By Reta Coburn 

In today’s business environment, you would be hard pressed not to find some reference to innovation in an organization’s strategic plan or a leader’s annual objectives. Innovation comes in many shapes and sizes, from improving existing products and services, to complete transformations, to launching something that has never been done before.  Many innovations are invisible to your end customer, such as internal process improvements or automation that delivers your products or services more effectively, still others are ground-breaking changes that dramatically impact your customer’s experience.

But why the focus on innovation, really? It’s quite simple – innovation is crucial to sustaining your organization’s competitive advantage. That differentiation in your market is what attracts new customers to you. It is instrumental in retaining your existing customers and drives financial results.

In our roles as leaders, we have an opportunity to facilitate innovative thinking within our teams and foster a culture that values and supports ideation with some simple leadership strategies, competency development, and coaching.

Teams who have a foundation of trust – where they can explore ideas, experiment with initiatives, and share opinions without the worry of being harshly judged or being deemed a failure – will gravitate toward innovating. They feel safe and supported taking well-reasoned risks in pursuing new paths and concepts. However, for teams who have not been actively engaging in continuous improvement or innovative initiatives, leaders may find it helpful to set the stage with a discussion about ‘what works well’ and ‘even better if,’ or mapping out principles that the team agrees are important to creating a trusting environment. Leading brainstorming or problem-solving discussions with those principles in mind, and coaching team members to develop behaviors that build trust (and discontinue those that erode it) are good starting points.

One area that may impact how some team members trust is the uncertainty that change brings.  Becoming comfortable and even confident with uncertainty will shape how they approach and experience change. Leaders can help team members understand their emotions and can coach them on how to maintain their effectiveness during challenging situations. This helps team members develop competency in adaptability and resilience.

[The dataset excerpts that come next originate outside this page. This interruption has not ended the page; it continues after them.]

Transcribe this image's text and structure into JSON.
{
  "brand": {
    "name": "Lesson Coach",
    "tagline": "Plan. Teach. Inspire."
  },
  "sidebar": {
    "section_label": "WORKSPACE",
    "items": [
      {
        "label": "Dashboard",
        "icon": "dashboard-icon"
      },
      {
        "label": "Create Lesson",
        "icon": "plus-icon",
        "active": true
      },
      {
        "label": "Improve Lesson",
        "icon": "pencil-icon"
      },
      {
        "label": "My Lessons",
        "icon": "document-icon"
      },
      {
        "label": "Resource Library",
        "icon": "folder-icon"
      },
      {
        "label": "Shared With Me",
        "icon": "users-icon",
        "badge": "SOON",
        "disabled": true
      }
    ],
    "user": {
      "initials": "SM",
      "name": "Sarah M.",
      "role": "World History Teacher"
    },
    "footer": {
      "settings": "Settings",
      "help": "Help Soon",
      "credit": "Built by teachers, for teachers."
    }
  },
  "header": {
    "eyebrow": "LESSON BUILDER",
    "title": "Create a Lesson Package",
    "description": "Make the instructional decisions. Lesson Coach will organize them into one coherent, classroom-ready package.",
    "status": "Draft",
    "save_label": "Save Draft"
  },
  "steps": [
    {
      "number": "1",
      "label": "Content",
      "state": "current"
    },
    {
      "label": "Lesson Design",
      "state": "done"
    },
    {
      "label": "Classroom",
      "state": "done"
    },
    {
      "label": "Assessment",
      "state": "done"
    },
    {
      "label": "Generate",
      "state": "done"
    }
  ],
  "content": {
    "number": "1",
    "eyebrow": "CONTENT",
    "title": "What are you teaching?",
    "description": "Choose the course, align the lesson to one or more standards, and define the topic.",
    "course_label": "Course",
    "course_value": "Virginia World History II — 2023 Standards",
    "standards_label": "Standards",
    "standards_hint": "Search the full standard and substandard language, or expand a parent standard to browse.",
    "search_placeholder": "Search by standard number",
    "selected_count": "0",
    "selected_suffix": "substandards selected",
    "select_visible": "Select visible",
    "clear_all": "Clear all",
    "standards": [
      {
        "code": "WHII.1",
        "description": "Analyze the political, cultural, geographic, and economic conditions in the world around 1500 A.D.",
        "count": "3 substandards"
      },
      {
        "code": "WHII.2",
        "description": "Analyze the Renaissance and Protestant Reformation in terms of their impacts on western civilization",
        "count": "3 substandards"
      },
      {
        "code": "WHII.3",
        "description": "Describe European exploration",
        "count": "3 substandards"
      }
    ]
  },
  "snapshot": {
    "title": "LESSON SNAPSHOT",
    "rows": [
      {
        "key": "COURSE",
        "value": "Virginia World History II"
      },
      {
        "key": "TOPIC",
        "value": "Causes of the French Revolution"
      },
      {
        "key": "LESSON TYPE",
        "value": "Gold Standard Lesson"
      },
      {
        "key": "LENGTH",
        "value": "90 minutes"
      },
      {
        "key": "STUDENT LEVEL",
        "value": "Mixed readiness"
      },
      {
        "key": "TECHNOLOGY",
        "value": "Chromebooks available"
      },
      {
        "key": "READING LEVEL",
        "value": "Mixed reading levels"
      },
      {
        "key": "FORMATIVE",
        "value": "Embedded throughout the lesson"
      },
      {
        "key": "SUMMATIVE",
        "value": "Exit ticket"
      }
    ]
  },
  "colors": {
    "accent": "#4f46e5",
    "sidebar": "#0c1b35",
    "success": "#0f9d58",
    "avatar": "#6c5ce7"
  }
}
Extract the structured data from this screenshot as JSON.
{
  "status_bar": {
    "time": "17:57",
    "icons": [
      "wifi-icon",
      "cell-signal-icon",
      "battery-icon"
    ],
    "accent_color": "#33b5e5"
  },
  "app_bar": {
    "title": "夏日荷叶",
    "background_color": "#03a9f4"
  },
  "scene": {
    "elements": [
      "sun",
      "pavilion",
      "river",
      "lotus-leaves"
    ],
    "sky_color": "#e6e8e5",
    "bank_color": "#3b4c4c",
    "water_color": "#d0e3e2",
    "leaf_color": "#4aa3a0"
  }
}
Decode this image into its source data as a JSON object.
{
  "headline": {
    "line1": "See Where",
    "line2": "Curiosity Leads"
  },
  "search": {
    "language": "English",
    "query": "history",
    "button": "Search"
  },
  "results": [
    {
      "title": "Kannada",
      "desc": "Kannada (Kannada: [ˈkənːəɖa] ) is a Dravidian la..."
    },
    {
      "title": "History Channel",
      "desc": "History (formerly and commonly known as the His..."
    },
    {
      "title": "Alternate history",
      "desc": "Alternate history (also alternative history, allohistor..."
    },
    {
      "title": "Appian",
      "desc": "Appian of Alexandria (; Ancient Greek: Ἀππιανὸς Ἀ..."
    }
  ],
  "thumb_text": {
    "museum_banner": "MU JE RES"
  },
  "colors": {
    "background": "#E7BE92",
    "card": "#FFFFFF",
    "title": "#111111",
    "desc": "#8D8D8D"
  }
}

Underpinning trust with a defined purpose unites team members and aligns them with a common focus. A purpose eliminates ambiguity and provides team members with clarity on why their work is important. It gives them a lens through which to evaluate decisions, solve problems, and assess team effectiveness. It also acts as a valuable guide to prioritize initiatives, moving up those that are high impact in serving the purpose and saying no to those that aren’t. From an innovation perspective, a purpose can also keep teams grounded. Leaders know the reality of having limited people and budget resources, so purpose as a lens can empower team members in their evaluation of which innovations (and to what degree) to prioritize and take risks on.

High performing teams that are achievement-oriented will look for ways to improve products and services, and the ways they are delivered. These teams will strive to meet and exceed the standard of excellence in their day-to-day work and establish challenging goals, continuously looking for ways to do things better. Collaboratively building simple but specific metrics and targets for your team’s deliverables and introducing a weekly review of the results enhances accountability and is an opportunity to recognize and celebrate successes. It also provides the opportunity to discuss progress on individual commitments on initiatives and focuses your team on those things that move the needle. High performing teams with a positive outlook will be persistent in pursuing objectives despite roadblocks and will see the positive in situations and individuals, rather than letting those be derailers. As leaders, our presence and behavior set the tone for positivity. Then, the expectations we set, how we coach team members, and the individuals we hire and retain are supporting strategies.

As with most aspects of leadership, none of these are ‘set it and forget it’ processes, but rather they require intentionality to optimally guide and support your team as they engage in innovative thinking, experimentation, and delving into innovative initiatives. Ultimately, by fostering innovation, you maintain your competitive advantage and increase your organizational success.